Saatkamp has said the site could host 4,000 to 6,000 students in about 20 classrooms, 10 lecture facilities, and studios and instruction rooms for music, dance, choral, and theater programs.

Atlantic City Mayor Don Guardian hailed it as "a game-changer."

As the news broke Tuesday, Chris Filiciello, the mayor's chief of staff, responded: "It's an important project for Atlantic City and would be mutually beneficial for everyone in the city."

Saatkamp said that university attorneys "assure us we will prevail" but that a delay could be too costly.

The president told the Atlantic City Press, which first reported the legal challenge, that Stockton has about 2 1/2 weeks to sign contracts for work on the property in order to open this summer.

Saatkamp was scheduled to present Stockton's vision for Showboat to Atlantic City business leaders on Wednesday. The event has been canceled.

If Stockton cannot resolve the dispute, Saatkamp said in his statement Tuesday, the school will sell the property.

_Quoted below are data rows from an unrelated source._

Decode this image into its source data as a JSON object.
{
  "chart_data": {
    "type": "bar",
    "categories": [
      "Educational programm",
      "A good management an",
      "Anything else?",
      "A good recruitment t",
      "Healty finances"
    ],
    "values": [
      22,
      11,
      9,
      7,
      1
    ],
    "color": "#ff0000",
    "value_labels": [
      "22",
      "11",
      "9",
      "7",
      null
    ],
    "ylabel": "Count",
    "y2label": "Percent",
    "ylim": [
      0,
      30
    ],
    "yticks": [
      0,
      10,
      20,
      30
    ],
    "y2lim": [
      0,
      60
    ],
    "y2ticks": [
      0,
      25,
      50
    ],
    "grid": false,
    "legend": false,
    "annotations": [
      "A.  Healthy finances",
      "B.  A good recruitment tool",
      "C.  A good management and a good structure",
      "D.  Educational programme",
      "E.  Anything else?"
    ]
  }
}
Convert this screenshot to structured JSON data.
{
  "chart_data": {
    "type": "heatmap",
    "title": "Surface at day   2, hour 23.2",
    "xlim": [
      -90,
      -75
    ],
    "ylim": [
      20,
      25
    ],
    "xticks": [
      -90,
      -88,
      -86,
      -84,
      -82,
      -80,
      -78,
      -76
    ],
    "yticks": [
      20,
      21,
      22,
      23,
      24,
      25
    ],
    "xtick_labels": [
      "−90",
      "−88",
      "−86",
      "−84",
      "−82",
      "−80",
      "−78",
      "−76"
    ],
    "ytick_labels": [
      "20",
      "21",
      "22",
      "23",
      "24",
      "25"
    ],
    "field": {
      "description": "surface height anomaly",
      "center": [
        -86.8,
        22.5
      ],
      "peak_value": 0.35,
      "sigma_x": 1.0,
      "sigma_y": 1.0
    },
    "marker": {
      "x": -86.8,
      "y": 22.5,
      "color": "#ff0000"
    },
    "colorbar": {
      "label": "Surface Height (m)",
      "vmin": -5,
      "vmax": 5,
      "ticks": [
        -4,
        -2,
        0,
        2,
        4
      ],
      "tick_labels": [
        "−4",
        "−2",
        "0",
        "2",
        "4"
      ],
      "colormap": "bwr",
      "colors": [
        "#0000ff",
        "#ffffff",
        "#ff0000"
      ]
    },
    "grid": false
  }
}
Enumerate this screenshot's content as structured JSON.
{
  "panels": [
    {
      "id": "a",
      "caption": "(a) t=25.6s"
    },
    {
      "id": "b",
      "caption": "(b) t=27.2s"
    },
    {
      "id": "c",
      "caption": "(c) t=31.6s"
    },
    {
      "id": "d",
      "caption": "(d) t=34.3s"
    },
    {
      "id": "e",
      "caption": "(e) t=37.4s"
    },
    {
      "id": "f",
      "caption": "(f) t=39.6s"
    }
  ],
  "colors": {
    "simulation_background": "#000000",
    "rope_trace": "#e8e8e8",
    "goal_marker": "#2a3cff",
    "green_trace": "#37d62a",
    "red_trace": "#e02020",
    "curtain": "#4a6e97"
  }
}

"Simply stated, we would be saddled with an all-cash outlay with no revenues in return. It would be unconscionable to submit Stockton University's financial stability to this risk and delay," he said. "Doing so endangers the cost of student tuition and creates the potential for job loss among faculty and staff. We cannot afford to just hold this building with no incoming revenues while the two casinos play their own gamesmanship."

If a quick sale of the property is not possible, Saatkamp wrote, Stockton would close the building, letting it sit empty while awaiting a resolution.

"The result of this morass is that Atlantic City will lose a major economic and community engine, and Stockton students lose out on some wonderful academic opportunities," he said.

Still, a small window remains for resolution.

Saatkamp's statement, which opened with the words "With immense sadness" as he announced the impasse, ends with a glimmer of optimism:

"I still hope this will turn around."